Choosing Between Luxury Vinyl Tile or Porcelain for Your New Floor
Flooring might not be the most glamorous of items to select in your next home renovation project. However, it can represent a significant portion of your budget and have implications for cleaning and daily wear-and-tear. It also can make a dramatic impact on the overall feel of a finished remodel.
There is no shortage of flooring options on the market – old and new, traditional and contemporary. Porcelain and luxury vinyl tile are two durable flooring options that can be used in nearly every room of your home. Here are some pros and cons for each…
About Porcelain Tile
Porcelain has been around for thousands of years and used in tile applications for hundreds of years. It’s durable and aesthetically appealing, relatively simple to install, and affordable.
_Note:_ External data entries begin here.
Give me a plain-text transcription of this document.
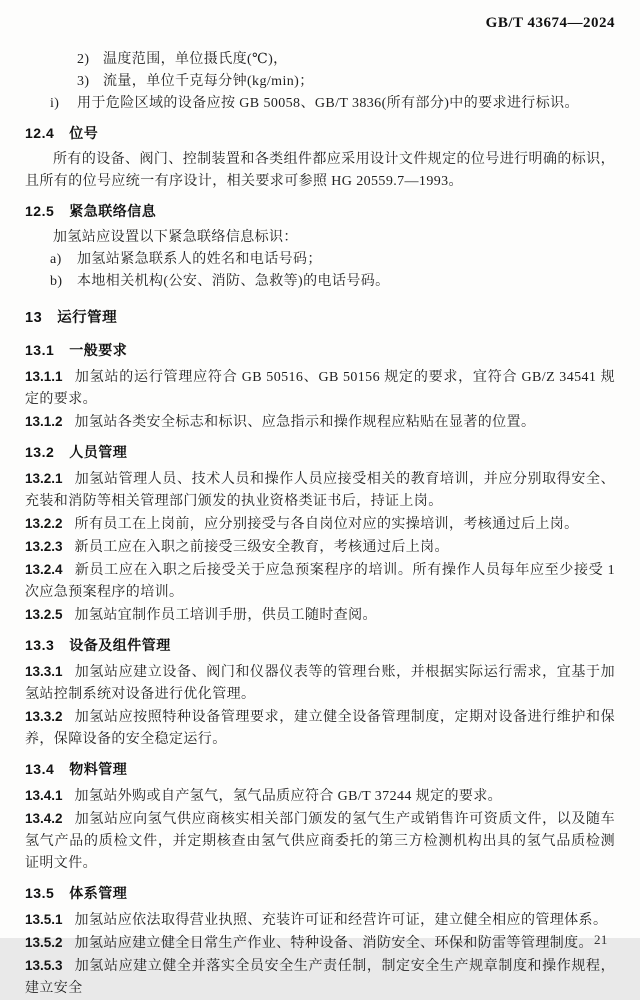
GB/T 43674—2024
2) 温度范围，单位摄氏度(℃)，
3) 流量，单位千克每分钟(kg/min)；
i)	用于危险区域的设备应按 GB 50058、GB/T 3836(所有部分)中的要求进行标识。
12.4 位号

所有的设备、阀门、控制装置和各类组件都应采用设计文件规定的位号进行明确的标识，且所有的位号应统一有序设计，相关要求可参照 HG 20559.7—1993。

12.5 紧急联络信息

加氢站应设置以下紧急联络信息标识：

a)	加氢站紧急联系人的姓名和电话号码；
b)	本地相关机构(公安、消防、急救等)的电话号码。
13 运行管理
13.1 一般要求

13.1.1 加氢站的运行管理应符合 GB 50516、GB 50156 规定的要求，宜符合 GB/Z 34541 规定的要求。

13.1.2 加氢站各类安全标志和标识、应急指示和操作规程应粘贴在显著的位置。

13.2 人员管理

13.2.1 加氢站管理人员、技术人员和操作人员应接受相关的教育培训，并应分别取得安全、充装和消防等相关管理部门颁发的执业资格类证书后，持证上岗。

13.2.2 所有员工在上岗前，应分别接受与各自岗位对应的实操培训，考核通过后上岗。

13.2.3 新员工应在入职之前接受三级安全教育，考核通过后上岗。

13.2.4 新员工应在入职之后接受关于应急预案程序的培训。所有操作人员每年应至少接受 1 次应急预案程序的培训。

13.2.5 加氢站宜制作员工培训手册，供员工随时查阅。

13.3 设备及组件管理

13.3.1 加氢站应建立设备、阀门和仪器仪表等的管理台账，并根据实际运行需求，宜基于加氢站控制系统对设备进行优化管理。

13.3.2 加氢站应按照特种设备管理要求，建立健全设备管理制度，定期对设备进行维护和保养，保障设备的安全稳定运行。

13.4 物料管理

13.4.1 加氢站外购或自产氢气，氢气品质应符合 GB/T 37244 规定的要求。

13.4.2 加氢站应向氢气供应商核实相关部门颁发的氢气生产或销售许可资质文件，以及随车氢气产品的质检文件，并定期核查由氢气供应商委托的第三方检测机构出具的氢气品质检测证明文件。

13.5 体系管理

13.5.1 加氢站应依法取得营业执照、充装许可证和经营许可证，建立健全相应的管理体系。

13.5.2 加氢站应建立健全日常生产作业、特种设备、消防安全、环保和防雷等管理制度。

13.5.3 加氢站应建立健全并落实全员安全生产责任制，制定安全生产规章制度和操作规程，建立安全

21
- Durability: Made from clay fired at extreme temperatures, porcelain tile is an excellent choice for kitchens and baths, entryways and mudrooms. It’s mostly scratch- and stain-resistant and can withstand exposure to water. It’s also a very hard material, and while it isn’t impervious to chipping or cracking, individual tiles can be replaced.
- Low Maintenance: A regular cleaning of vinegar and water or a mild detergent will keep your floors looking new. There’s no need to strip or seal or do any upkeep or maintenance, aside from regular cleaning.
- Long-Lasting Value: Porcelain tile floors are not only beautiful, they add value to your home. Unlike carpet or laminate that can show wear patterns, porcelain tile can withstand the test of time and will look great for years to come.
- Cumbersome Installation: The installation process for porcelain can be challenging and more costly than some alternatives. The sub-floor must be prepared, and cement board installed. In addition to cutting and laying the tile, grouting adds another step. The prep work and installation can add up to time and money. In addition, once porcelain tile is installed, it’s there to stay. Removing porcelain tile is a big job, so be sure you love the product you select.
- Cool to the Touch: Porcelain tile floors are cold. While you can warm them up with area rugs, those cover the beautiful tile you select. If your budget permits, radiant floor heating can be added. In most cases, homeowners only opt for this luxury in bathrooms, which means entryways and kitchens could be cold to stockinged and bare feet.
- Dirty Grout: While porcelain tile itself doesn’t require maintenance, the grout lines between the tiles can attract dirt. Grout is a porous surface, and that allows grime and stains to seep in. After several years, you may opt to have your grout lines cleaned and resealed to keep your floors looking fresh.
About Luxury Vinyl Tile
New on the market is luxury vinyl tile (LVT). With endless color options, a simple installation process and plenty of patterns, LVT is also a budget-friendly solution.
- Simple Installation: Unlike porcelain tile, LVT floors often can be installed over the existing vinyl, ceramic or hardwood floors without removing them. Those floors must be in good condition, intact and well-adhered to the sub-floor. Otherwise, they should be removed down to the sub-floor before installing the LVT. Once LVT installation begins, however, it can move quickly because there is no grout involved, as you would have with ceramic or porcelain tiles.
- Maintenance-Free Durability: Once it’s installed, regular cleanings should keep LVT flooring looking as good as the day it was laid. Because there are no grout lines, there is no need to reseal the floors or worry about staining. And LVT flooring can withstand water exposure typical in bathrooms.
- Luxury: It isn’t just in the name. With a variety of color palates and styles to choose from, LVT allows you to have the look you want in nearly any space. Since LVT is available in options that mimic hardwood, you can even bring the look of wood floors into your master bathroom. It not only looks good, but it feels good, too. LVT is as warm and inviting to the eyes as it is to the feet.
- Not Chemical-Free: Materials used in the manufacturing process of LVT can emit volatile organic compounds (VOCs), which are not only damaging to the environment but the air in your home. While VOCs cannot be avoided entirely, especially during home renovation projects, some products are more damaging than others. If you’re concerned about your indoor air quality, research the effects of VOCs and make the decision that’s best for you and your family.
- Laying the Groundwork: If you have a weak or uneven sub-floor, LVT flooring cannot be laid down without some prep work. In most cases, if you’re replacing existing flooring and your home was built in the last 20 years, you likely won’t experience a problem. However, if you have an older home, or you’ve had some water damage to the sub-floor, your contractor will need to prepare the floors for the installation.
- New Kid on the Block: LVT hasn’t been around as long as porcelain tile, and it doesn’t have the perceived value that porcelain does. If you’re looking to add value to your home, LVT might not be the right product.
Both LVT and porcelain tile are durable, and both have aesthetic appeal. Porcelain might be best in some applications, and LVT the right choice in others. When it comes to cost, installation and maintenance, working with an experienced contractor to help select the right flooring choice for your home renovation project is a must.